Mary Tyler Moore | 80
Her smile. Her style.
In her Emmy-winning portrayal of Mary Richards on “The Mary Tyler Moore Show,” she navigated uncharted waters as a single working woman producing the news for male-dominated WJM-TV.
She was smart, loyal, funny, brave and kind to her core. She put Minneapolis on the map and we claimed her as our own.
Her sunny disposition belied a toughness. During the sitcom’s seven-year run, she fought for equal pay and won the respect of men, most notably crusty Mr. Grant. She supported birth control and the lifeblood that is a good girlfriend, particularly one named Rhoda.

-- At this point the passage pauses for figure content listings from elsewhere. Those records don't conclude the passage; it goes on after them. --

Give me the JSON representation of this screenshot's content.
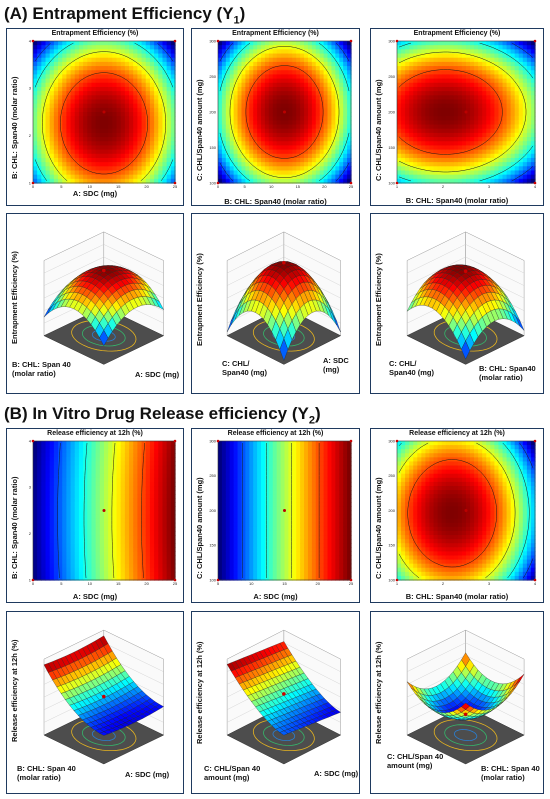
{
  "section_a": {
    "prefix": "(A) Entrapment Efficiency (Y",
    "sub": "1",
    "suffix": ")"
  },
  "section_b": {
    "prefix": "(B) In Vitro Drug Release efficiency (Y",
    "sub": "2",
    "suffix": ")"
  },
  "chart_data": [
    {
      "type": "heatmap",
      "title": "Entrapment Efficiency (%)",
      "xlabel": "A: SDC (mg)",
      "ylabel": "B: CHL: Span40 (molar ratio)",
      "xlim": [
        0,
        25
      ],
      "ylim": [
        1,
        4
      ],
      "xticks": [
        "0",
        "5",
        "10",
        "15",
        "20",
        "25"
      ],
      "yticks": [
        "1",
        "2",
        "3",
        "4"
      ],
      "colormap": "jet"
    },
    {
      "type": "heatmap",
      "title": "Entrapment Efficiency (%)",
      "xlabel": "B: CHL: Span40 (molar ratio)",
      "ylabel": "C: CHL/Span40 amount (mg)",
      "xlim": [
        0,
        25
      ],
      "ylim": [
        100,
        300
      ],
      "xticks": [
        "0",
        "5",
        "10",
        "15",
        "20",
        "25"
      ],
      "yticks": [
        "100",
        "150",
        "200",
        "250",
        "300"
      ],
      "colormap": "jet"
    },
    {
      "type": "heatmap",
      "title": "Entrapment Efficiency (%)",
      "xlabel": "B: CHL: Span40 (molar ratio)",
      "ylabel": "C: CHL/Span40 amount (mg)",
      "xlim": [
        1,
        4
      ],
      "ylim": [
        100,
        300
      ],
      "xticks": [
        "1",
        "2",
        "3",
        "4"
      ],
      "yticks": [
        "100",
        "150",
        "200",
        "250",
        "300"
      ],
      "colormap": "jet"
    },
    {
      "type": "surface",
      "ylabel": "Entrapment Efficiency (%)",
      "xlabel": "A: SDC (mg)",
      "zlabel": "B: CHL: Span 40 (molar ratio)"
    },
    {
      "type": "surface",
      "ylabel": "Entrapment Efficiency (%)",
      "xlabel": "A: SDC (mg)",
      "zlabel": "C: CHL/ Span40 (mg)"
    },
    {
      "type": "surface",
      "ylabel": "Entrapment Efficiency (%)",
      "xlabel": "B: CHL: Span40 (molar ratio)",
      "zlabel": "C: CHL/ Span40 (mg)"
    },
    {
      "type": "heatmap",
      "title": "Release efficiency at 12h (%)",
      "xlabel": "A: SDC (mg)",
      "ylabel": "B: CHL: Span40 (molar ratio)",
      "xlim": [
        0,
        25
      ],
      "ylim": [
        1,
        4
      ],
      "xticks": [
        "0",
        "5",
        "10",
        "15",
        "20",
        "25"
      ],
      "yticks": [
        "1",
        "2",
        "3",
        "4"
      ],
      "colormap": "jet"
    },
    {
      "type": "heatmap",
      "title": "Release efficiency at 12h (%)",
      "xlabel": "A: SDC (mg)",
      "ylabel": "C: CHL/Span40 amount (mg)",
      "xlim": [
        5,
        25
      ],
      "ylim": [
        100,
        300
      ],
      "xticks": [
        "5",
        "10",
        "15",
        "20",
        "25"
      ],
      "yticks": [
        "100",
        "150",
        "200",
        "250",
        "300"
      ],
      "colormap": "jet"
    },
    {
      "type": "heatmap",
      "title": "Release efficiency at 12h (%)",
      "xlabel": "B: CHL: Span40 (molar ratio)",
      "ylabel": "C: CHL/Span40 amount (mg)",
      "xlim": [
        1,
        4
      ],
      "ylim": [
        100,
        300
      ],
      "xticks": [
        "1",
        "2",
        "3",
        "4"
      ],
      "yticks": [
        "100",
        "150",
        "200",
        "250",
        "300"
      ],
      "colormap": "jet"
    },
    {
      "type": "surface",
      "ylabel": "Release efficiency at 12h (%)",
      "xlabel": "A: SDC (mg)",
      "zlabel": "B: CHL: Span 40 (molar ratio)"
    },
    {
      "type": "surface",
      "ylabel": "Release efficiency at 12h (%)",
      "xlabel": "A: SDC (mg)",
      "zlabel": "C: CHL/Span 40 amount (mg)"
    },
    {
      "type": "surface",
      "ylabel": "Release efficiency at 12h (%)",
      "xlabel": "B: CHL: Span 40 (molar ratio)",
      "zlabel": "C: CHL/Span 40 amount (mg)"
    }
  ]
}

“She helped generations of women understand that work and friendships are not lesser than our relationships with men,” said KARE 11 reporter Jana Shortal, who saw Mary as a mentor. “They are equal to.”
After the series, she continued to produce and act, bringing stunning depth to her portrayal of grieving mother Beth in the movie “Ordinary People.” She knew what it was to inhabit the abyss of grief at losing a child. Her 24-year-old son had died the same year in an accidental shooting. She struggled with alcoholism, two divorces and a diagnosis of Type I diabetes. Through it all, on and off screen, she remained our Mary.
“Table 5” at Basil’s restaurant, where Richards dined for a split-second in the show’s opening credits, was four decades later still the most requested table. Her iconic beret toss is memorialized in a statue on Nicollet Mall. And the Kenwood mansion that housed her fictional apartment was big news when it was sold in September.
Newswoman Mary Richards probably would have discouraged all the fuss.
But the fact is we cannot help ourselves. Her love is all around us.